A US Employer’s Guide to Hiring International Students

Hiring international students can be an excellent way to leverage some of the world’s best and most diverse talents for your organization. In this blog, we will be discussing the options for employment authorization that are available for international students studying in the US.

Explaining the F-1/J-1 Status:

An international student needs a student visa in order to be able to pursue a program of study in the United States. Most universities within the country offer two distinct forms of status for nonimmigrants:

F-1 Status:

This student status is primarily issued for nonimmigrant students wanting to pursue a specific degree program (such as BS, MS, Ph.D., or MD) anywhere in the United States. An F-1 student status might be issued for certain programs. The documents required for students wanting F-1 status include: F-1 visa, Form I-20, Electronic I-94 record or I-94 card, and an admission stamp.

J-1 Status:

This is a form of status that is primarily used for nonimmigrants attending an exchange program in the US. The documents required for the J-1 student status include: J-1 visa, Form DS-2019, Electronic I-94 record, I-94 card, and an admission stamp.
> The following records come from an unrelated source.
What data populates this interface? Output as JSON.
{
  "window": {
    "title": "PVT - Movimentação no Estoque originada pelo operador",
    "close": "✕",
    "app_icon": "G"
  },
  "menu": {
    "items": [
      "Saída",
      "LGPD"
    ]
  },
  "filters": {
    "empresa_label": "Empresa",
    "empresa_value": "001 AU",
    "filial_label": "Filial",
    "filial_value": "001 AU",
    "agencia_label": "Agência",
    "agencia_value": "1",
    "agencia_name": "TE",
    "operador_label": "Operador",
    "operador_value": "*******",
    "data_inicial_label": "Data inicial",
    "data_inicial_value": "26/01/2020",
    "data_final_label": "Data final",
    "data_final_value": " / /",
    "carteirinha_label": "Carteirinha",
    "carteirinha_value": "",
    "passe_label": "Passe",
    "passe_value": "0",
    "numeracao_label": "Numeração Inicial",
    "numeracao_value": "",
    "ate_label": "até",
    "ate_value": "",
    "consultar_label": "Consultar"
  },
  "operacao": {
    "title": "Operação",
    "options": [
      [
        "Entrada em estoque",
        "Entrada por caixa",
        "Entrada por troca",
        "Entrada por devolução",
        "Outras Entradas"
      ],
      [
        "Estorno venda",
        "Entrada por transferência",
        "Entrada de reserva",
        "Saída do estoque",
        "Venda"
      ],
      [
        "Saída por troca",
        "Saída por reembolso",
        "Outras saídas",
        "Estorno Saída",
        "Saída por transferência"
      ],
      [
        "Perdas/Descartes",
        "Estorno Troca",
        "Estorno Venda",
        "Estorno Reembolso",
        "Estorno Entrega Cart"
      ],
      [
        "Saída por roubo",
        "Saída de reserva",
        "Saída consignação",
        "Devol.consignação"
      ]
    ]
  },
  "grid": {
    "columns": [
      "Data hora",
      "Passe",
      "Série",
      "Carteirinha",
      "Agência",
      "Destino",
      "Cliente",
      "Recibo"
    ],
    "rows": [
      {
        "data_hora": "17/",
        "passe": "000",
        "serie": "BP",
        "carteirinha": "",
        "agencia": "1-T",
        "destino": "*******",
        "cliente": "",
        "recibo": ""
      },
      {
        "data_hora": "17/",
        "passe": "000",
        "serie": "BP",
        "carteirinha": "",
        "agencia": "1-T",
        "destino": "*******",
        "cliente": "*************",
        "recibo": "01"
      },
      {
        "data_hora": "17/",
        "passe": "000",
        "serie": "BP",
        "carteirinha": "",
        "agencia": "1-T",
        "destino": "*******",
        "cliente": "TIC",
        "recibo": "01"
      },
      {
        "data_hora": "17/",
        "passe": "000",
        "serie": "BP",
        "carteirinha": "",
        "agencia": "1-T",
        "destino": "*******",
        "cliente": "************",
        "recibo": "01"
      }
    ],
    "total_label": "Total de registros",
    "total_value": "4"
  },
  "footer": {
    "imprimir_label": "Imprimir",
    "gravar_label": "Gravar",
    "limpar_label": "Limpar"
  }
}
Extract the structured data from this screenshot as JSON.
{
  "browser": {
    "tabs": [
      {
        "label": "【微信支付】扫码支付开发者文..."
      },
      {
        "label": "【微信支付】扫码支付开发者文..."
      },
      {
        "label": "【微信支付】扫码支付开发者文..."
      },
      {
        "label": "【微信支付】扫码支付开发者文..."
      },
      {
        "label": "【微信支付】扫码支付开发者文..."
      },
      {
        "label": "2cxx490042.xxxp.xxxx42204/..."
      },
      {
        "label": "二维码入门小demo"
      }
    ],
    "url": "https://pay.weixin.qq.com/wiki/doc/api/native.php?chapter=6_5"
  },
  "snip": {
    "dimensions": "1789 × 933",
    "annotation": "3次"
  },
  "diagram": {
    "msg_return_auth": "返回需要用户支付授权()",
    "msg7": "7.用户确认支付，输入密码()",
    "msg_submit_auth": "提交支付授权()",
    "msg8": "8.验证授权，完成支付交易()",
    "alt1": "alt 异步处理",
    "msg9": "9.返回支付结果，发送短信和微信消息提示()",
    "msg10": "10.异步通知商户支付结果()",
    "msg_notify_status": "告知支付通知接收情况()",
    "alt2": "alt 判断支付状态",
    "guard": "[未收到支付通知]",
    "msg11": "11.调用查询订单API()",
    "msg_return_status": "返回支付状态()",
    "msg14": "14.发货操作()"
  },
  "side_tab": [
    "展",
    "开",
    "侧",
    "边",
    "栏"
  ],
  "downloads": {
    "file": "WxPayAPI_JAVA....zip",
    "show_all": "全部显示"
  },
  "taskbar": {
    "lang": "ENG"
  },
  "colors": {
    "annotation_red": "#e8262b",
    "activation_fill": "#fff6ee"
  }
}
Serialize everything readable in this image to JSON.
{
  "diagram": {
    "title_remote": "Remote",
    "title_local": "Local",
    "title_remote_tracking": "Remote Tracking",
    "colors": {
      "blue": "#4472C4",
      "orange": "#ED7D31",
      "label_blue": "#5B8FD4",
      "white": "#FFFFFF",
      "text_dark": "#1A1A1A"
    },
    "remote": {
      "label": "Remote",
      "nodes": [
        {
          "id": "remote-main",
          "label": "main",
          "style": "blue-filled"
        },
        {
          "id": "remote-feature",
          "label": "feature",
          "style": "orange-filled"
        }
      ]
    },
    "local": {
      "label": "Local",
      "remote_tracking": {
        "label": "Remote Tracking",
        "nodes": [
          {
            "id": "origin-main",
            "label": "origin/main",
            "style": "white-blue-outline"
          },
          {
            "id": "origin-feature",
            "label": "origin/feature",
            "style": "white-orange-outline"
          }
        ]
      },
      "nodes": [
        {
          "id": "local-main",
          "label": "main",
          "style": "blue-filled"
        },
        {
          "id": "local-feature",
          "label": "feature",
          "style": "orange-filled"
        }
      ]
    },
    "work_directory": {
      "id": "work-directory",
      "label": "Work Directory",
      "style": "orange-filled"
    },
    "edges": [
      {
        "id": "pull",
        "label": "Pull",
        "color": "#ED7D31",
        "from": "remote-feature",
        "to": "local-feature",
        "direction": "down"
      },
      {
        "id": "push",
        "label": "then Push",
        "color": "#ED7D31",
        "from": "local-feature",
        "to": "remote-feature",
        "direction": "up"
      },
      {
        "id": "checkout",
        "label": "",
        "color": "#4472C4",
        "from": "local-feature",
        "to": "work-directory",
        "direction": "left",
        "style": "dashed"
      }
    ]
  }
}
Since the vast majority of US nonimmigrant students obtain an F-1 student status, this guide will be focused on hiring an F-1 student.

Hiring F-1 Students for Internships:

CPT (Curricular Practical Training):

Through the CPT work authorization, an F-1 student can start practical training related to their specific academic field after they have studied full-time for at least a year. The most common CPT opportunities consist of internship programs. Based on the specific CPT policy, a student can be permitted to work either part-time or full-time during the internship duration. If the student’s specific academic program requires them to complete an internship during their initial year of studying, the one-year full-time study requirement might be waived.


Even though there is no duration limit, once a student completes a full year of full-time CPT, they are no longer eligible for OPT (Optional Practical Training). On the other hand, working part-time under a CPT program does not have any impact on OPT eligibility. If it is required by a student’s academic program, they have the option to go for CPT on the very first day of the program.

The Role of the Employer:

Since CPT application is solely the student’s responsibility, the hiring organization is not required to act in any way. However, the employer will usually have to send a letter to the intern confirming their acceptance into the internship program.

The Role of the Student:

Once the student receives an internship offer from an organization, they must submit an application to their sponsoring school. This online application must contain the starting and ending dates for the internship, as well as the name of the hiring organization. The said process will be assisted by the school’s international student department. US immigration regulations require that a student who engages in full-time or part-time CPT must remain a full-time student throughout the academic year. However, the student needs not have a full-time enrollment during periods of official vacation (the summers, for example).

Processing Time and Cost:

It usually takes around 5-12 working days for a CPT to be processed and approved. An employer will not endure any costs for this process.

Hiring F-1 Students for Full-Time Roles:

Post-Completion OPT (Optional Practical Training):

Post-completion OPT is the work authorization through which graduated F-1 students can obtain practical experience that is related to their academic field.


For an F-1 student, the OPT duration is 12 months. It is important to remember that the time period for any pre-completion approved OPT shall be subtracted from this 12-month period.